Sonntag, 28. Oktober 2012

15. Moralia


Moralia

Unsere Wertevorstellungen, insoweit es denn unsere reflektierten sind, wurden uns seit frühester Kindheit aufoktroyiert. Da war Tante Else und Onkel Karl, Oma Metternich und Opa Karl, unsere Eltern, die uns sagten, was richtig, was falsch war. Tue dies nicht, tue das nicht, mache es so und nicht anders. Solange Du Deine Füße unter meinen Tisch stellst,…! Danach kamen die Kindergärtnerinnen dazu, wechselten zu den Lehrern, wobei zu dem Zeitpunkt der Oberstufe schon Hopfen und Malz verloren zu sein schien. Auch das persönliche Umfeld aus Mitschülern, Freunden und Freundinnen prägte uns, und vermittelte uns ein Bild des Lebens, von dem wir annehmen mussten, das es sich so gehörte.
Die Moral war da, eine Institution in unseren Köpfen, gehegt und gepflegt durch die Normen der Gesellschaft, die uns am liebsten mit der Unterstützung der Kirche zu funktionierenden Menschen formen wollten.
   Doch irgendwann war es soweit! Wir konnten lesen. Denken und fragen konnten wir schon immer. Aber das Lesen kam erst etwas später. Entscheidend war aber der Zeitpunkt, der uns hinleitete über das zu entscheiden, was wir lesen! Für mich und meinen Freundeskreis sollte es damals in den späten 1970er und frühen 1980er Jahren der Durchbruch sein. Wir stellten in nächtelangen Gesprächen bei schier endlosen Kannen Tee die Frage nach Sinn und Unsinn des Daseins, palaverten über Werte und Moralia, tauschten uns aus über Menschen und Gefühle. Nach Literatur verschriener Werke und dem Lauschen renitenter Barden sollten wir Vieles in Frage stellen! Nicht alles haben wir über die Planke gehen lassen.

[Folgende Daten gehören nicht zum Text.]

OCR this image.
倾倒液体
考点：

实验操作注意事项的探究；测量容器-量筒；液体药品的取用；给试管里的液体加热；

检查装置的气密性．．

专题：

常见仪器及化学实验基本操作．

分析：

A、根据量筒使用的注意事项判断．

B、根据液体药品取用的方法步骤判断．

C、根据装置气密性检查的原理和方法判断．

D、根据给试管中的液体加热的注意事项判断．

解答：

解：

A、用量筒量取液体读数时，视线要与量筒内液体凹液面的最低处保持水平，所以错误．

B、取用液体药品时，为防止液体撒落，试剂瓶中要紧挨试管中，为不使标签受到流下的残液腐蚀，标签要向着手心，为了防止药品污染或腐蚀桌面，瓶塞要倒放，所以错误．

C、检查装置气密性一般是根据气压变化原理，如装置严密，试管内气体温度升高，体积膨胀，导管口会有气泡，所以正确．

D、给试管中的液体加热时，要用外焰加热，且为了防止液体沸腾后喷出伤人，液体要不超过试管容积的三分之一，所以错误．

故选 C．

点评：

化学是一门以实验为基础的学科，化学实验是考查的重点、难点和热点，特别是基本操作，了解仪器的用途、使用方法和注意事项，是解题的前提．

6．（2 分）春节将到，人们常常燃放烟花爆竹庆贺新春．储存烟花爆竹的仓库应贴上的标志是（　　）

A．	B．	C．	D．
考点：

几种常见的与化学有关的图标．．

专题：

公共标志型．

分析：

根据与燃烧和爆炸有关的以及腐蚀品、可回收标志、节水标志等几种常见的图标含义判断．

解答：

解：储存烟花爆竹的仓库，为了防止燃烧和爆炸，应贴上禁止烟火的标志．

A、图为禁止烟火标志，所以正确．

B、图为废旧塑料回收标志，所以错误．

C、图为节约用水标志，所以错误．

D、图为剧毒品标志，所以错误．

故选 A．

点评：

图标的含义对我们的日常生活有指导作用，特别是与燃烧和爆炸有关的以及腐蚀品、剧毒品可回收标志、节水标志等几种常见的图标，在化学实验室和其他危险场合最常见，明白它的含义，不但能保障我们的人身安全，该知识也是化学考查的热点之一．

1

Doch vieles wurde neu geordnet. Schon diese Gedanken und Erlebnisse würden ein Buch füllen, jedoch hier möchte ich in Anlehnung an mein eigentliches Thema einiges vermerken.
   Ich habe mir damals vieles von unseren Gedanken aufgeschrieben, diese Aufzeichnungen habe ich noch heute. Eine Kernaussage ist die Infragestellung der Moral, die da beginnt mit der Einleitung :"Man tut das nicht…". Sicher war uns bewusst, dass die Menschen in einer Gemeinschaft leben. Daher sind Übereinkünfte unabdingbar. Doch die Anzahl, sowie die Art und Weise der "Doktrin" sind in unseren Augen mindestens überzogen. Keiner  von uns stellt sich außerhalb der Gesellschaft auf, identifizieren wir uns doch über die Wechselbeziehungen zum Mitmenschen. Ein Blick über den europäischen Tellerrand bestätigt schon die Divergenz der Moral in den Gesellschaften.
(Wenn nicht schon die auseinanderdriftenden Vorstellungen von Moral zum Nachbarhaus eklatant sein können.)
   Angepasst sein, mit dem Strom schwimmen, sich wie ein Fähnchen im Wind drehen sind Verhaltensweisen, die die wenigsten Menschen bestätigen möchten. Jeder wähnt sich anders. Ich halte mich auch für nicht konform, mein Verhalten für stets angepasst. Die entscheidende Art und Weise finde ich nur in der Stärke der Auslegung. Wer mag sagen, wo die Grenzen sind, was noch vertretbar ist oder zu weit(für wen) geht? Um mich richtig zu verstehen, ich halte hier kein Plädoyer zur Niederschlagung aller Normen, ich ermuntere nur jeden seine eigene Moral, sein Erwachsenen-Ich zu überdenken, denn auch wenn sich herausstellt, die Werte der Gesellschaft stimmen in weiten Teilen mit meinen überarbeiteten Ideen überein, so habe ich durch diesen Prozess ein Stück weit Charakterentwicklung betrieben. 
   Was ich ausdrücken möchte ist die Aufforderung zur Wahrhaftigkeit, auch dann, wenn einige Reparaturen oder Restaurierungsmaßnahmen vonnöten sind. Auf einem gesunden Fundament kann ein authentischer Mensch entstehen. Und Freunde und Freundinnen können dabei helfen und natürlich partizipieren.